(ブルームバーグ):オーストラリア最多の人口を抱えるニューサウスウェールズ州は、シドニーのボンダイビーチで起きた銃撃殺傷事件を受け、シドニー全域で警備を強化する。同国は対テロ体制を見直しており、当局は軍による支援の可能性も排除していない。
ニューサウスウェールズ州のミンズ首相は28日、当局として警備体制の見直しを進めており、住民は年末から新年にかけて、ライフル銃やショットガンなどを携行した警察官の増加を目にすることになるだろうと述べた。
ボンダイで14日に起きた事件では、「イスラム国(IS)」に触発された父親と息子の2人の武装犯が、ユダヤ教の祝祭「ハヌカ」の行事の最中に15人を殺害した。当局はこの事件をオーストラリア史上最悪のテロ攻撃と位置づけている。父親はその後の銃撃戦で死亡し、24歳の息子は殺人やテロ関連など59件の罪で起訴された。
ミンズ氏は、政府が部隊の派遣を含む広範な措置を検討していると述べ、追加の警備体制を巡る協議が継続していることを確認。「シドニーのユダヤ人社会の生活を再建する大きな課題がある。どんな選択肢も除外するつもりはない」と語った。
州政府と連邦政府は今回の事件を受け、情報機関や地域指導者との連携を含め、過激主義への対応を強化する一連の措置を打ち出してきた。
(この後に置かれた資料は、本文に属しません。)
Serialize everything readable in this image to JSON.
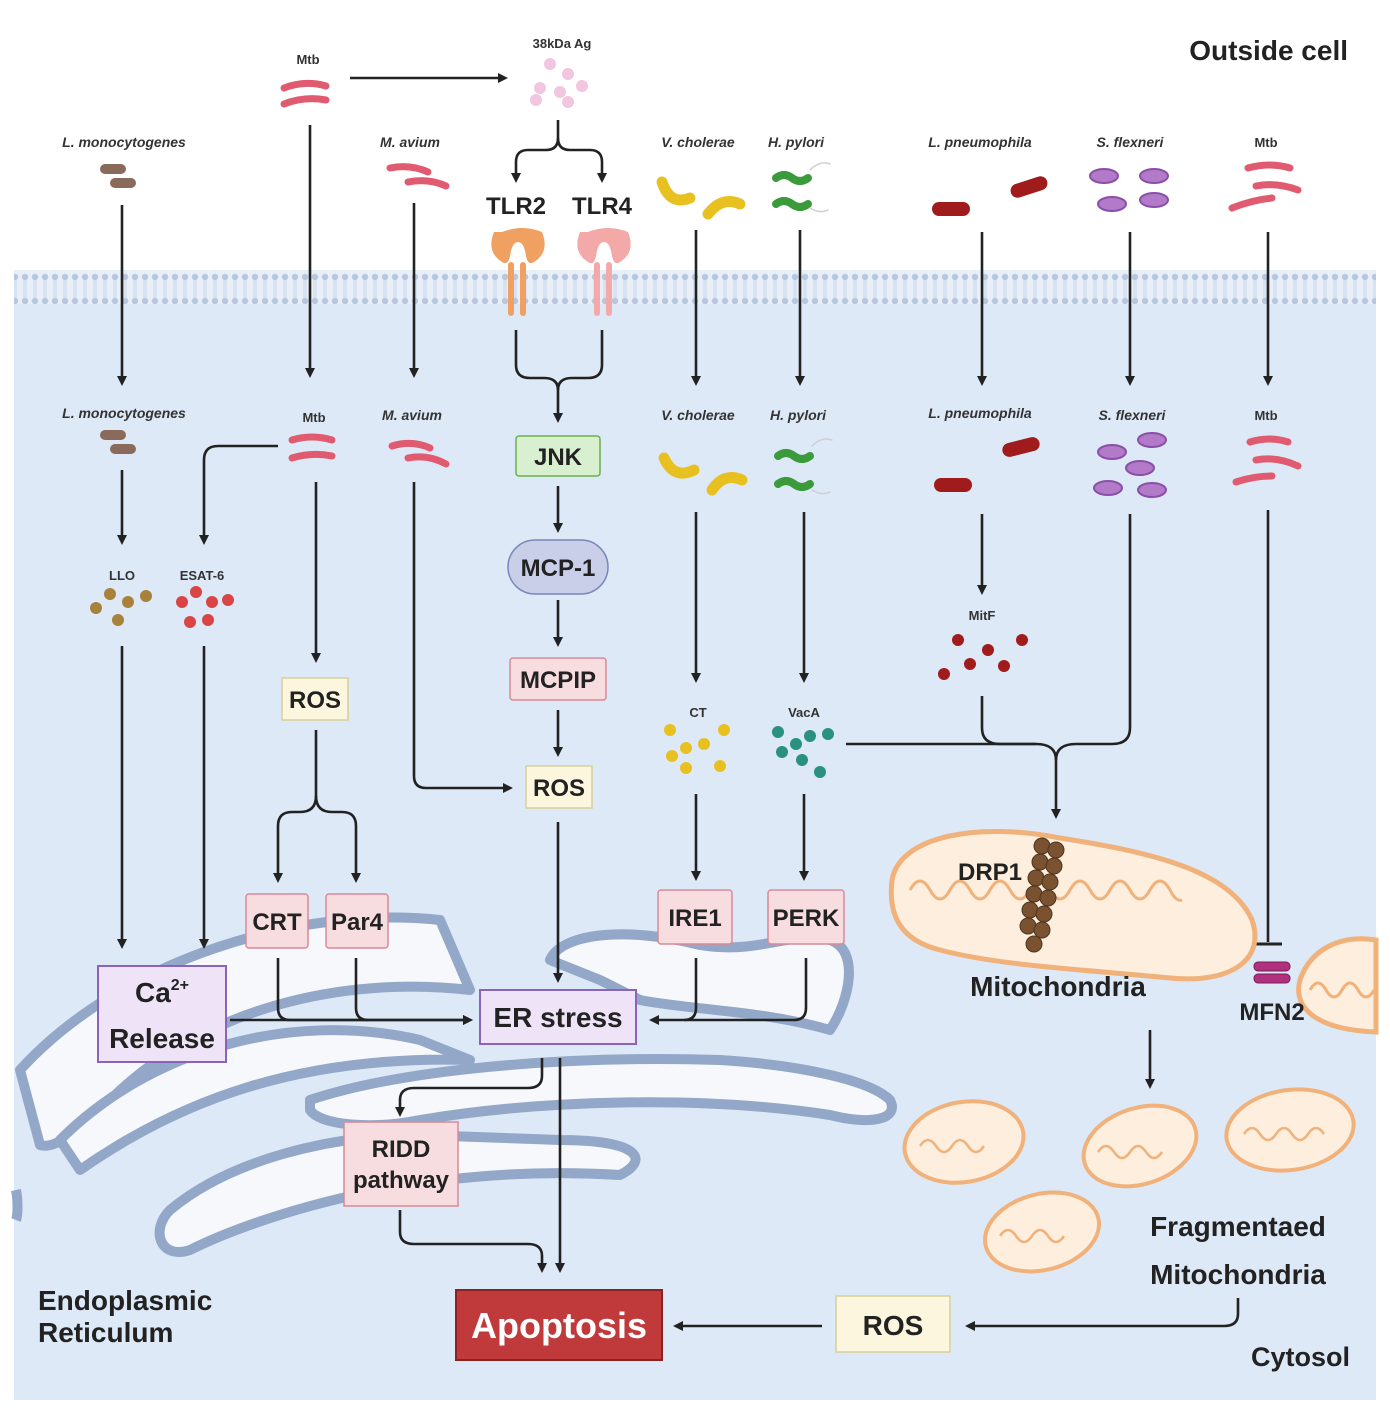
{
  "regions": {
    "outside": "Outside cell",
    "cytosol": "Cytosol",
    "er": [
      "Endoplasmic",
      "Reticulum"
    ]
  },
  "pathogens_outside": {
    "mtb_top": "Mtb",
    "antigen": "38kDa Ag",
    "l_monocytogenes": "L. monocytogenes",
    "m_avium": "M. avium",
    "v_cholerae": "V. cholerae",
    "h_pylori": "H. pylori",
    "l_pneumophila": "L. pneumophila",
    "s_flexneri": "S. flexneri",
    "mtb_right": "Mtb"
  },
  "receptors": {
    "tlr2": "TLR2",
    "tlr4": "TLR4"
  },
  "pathogens_inside": {
    "l_monocytogenes": "L. monocytogenes",
    "mtb": "Mtb",
    "m_avium": "M. avium",
    "v_cholerae": "V. cholerae",
    "h_pylori": "H. pylori",
    "l_pneumophila": "L. pneumophila",
    "s_flexneri": "S. flexneri",
    "mtb_right": "Mtb"
  },
  "effectors": {
    "llo": "LLO",
    "esat6": "ESAT-6",
    "ct": "CT",
    "vaca": "VacA",
    "mitf": "MitF"
  },
  "boxes": {
    "jnk": "JNK",
    "mcp1": "MCP-1",
    "mcpip": "MCPIP",
    "ros_left": "ROS",
    "ros_center": "ROS",
    "crt": "CRT",
    "par4": "Par4",
    "ire1": "IRE1",
    "perk": "PERK",
    "ca_main": "Ca",
    "ca_sup": "2+",
    "ca_release": "Release",
    "er_stress": "ER stress",
    "ridd": [
      "RIDD",
      "pathway"
    ],
    "apoptosis": "Apoptosis",
    "ros_bottom": "ROS"
  },
  "mito": {
    "drp1": "DRP1",
    "mitochondria": "Mitochondria",
    "mfn2": "MFN2",
    "fragmented": [
      "Fragmentaed",
      "Mitochondria"
    ]
  },
  "colors": {
    "cytosol": "#dde9f7",
    "membrane": "#b9c9e0",
    "er_fill": "#f6f8fb",
    "er_stroke": "#93a7c8",
    "mtb": "#e05a70",
    "listeria": "#8a6a5a",
    "vibrio": "#e8c020",
    "hpylori": "#3b9a3b",
    "legionella": "#a01c1c",
    "shigella": "#8a4fa8",
    "tlr2": "#f0a060",
    "tlr4": "#f4a9a9",
    "apoptosis": "#c0393b",
    "mito_fill": "#fdeede",
    "mito_stroke": "#f0b27a"
  }
}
先週にはニューサウスウェールズ州政府が州議会の緊急会合を招集し、個人が保有できる銃器の数を制限する措置などが承認された。
州政府はまた、ISやイスラム組織のハマス、ヒズボラの旗など、過激主義的なシンボルを公共の場で掲示することを禁止する。
連邦レベルでは、アルバニージー首相が、暴力の扇動や人種的中傷を助長する人物を対象としたヘイトスピーチ規制法の強化や、分断を広める組織や個人を取り締まる権限の拡大などを発表している。
原題:Sydney Could See Army Patrols After Bondi Attack, Premier Says(抜粋)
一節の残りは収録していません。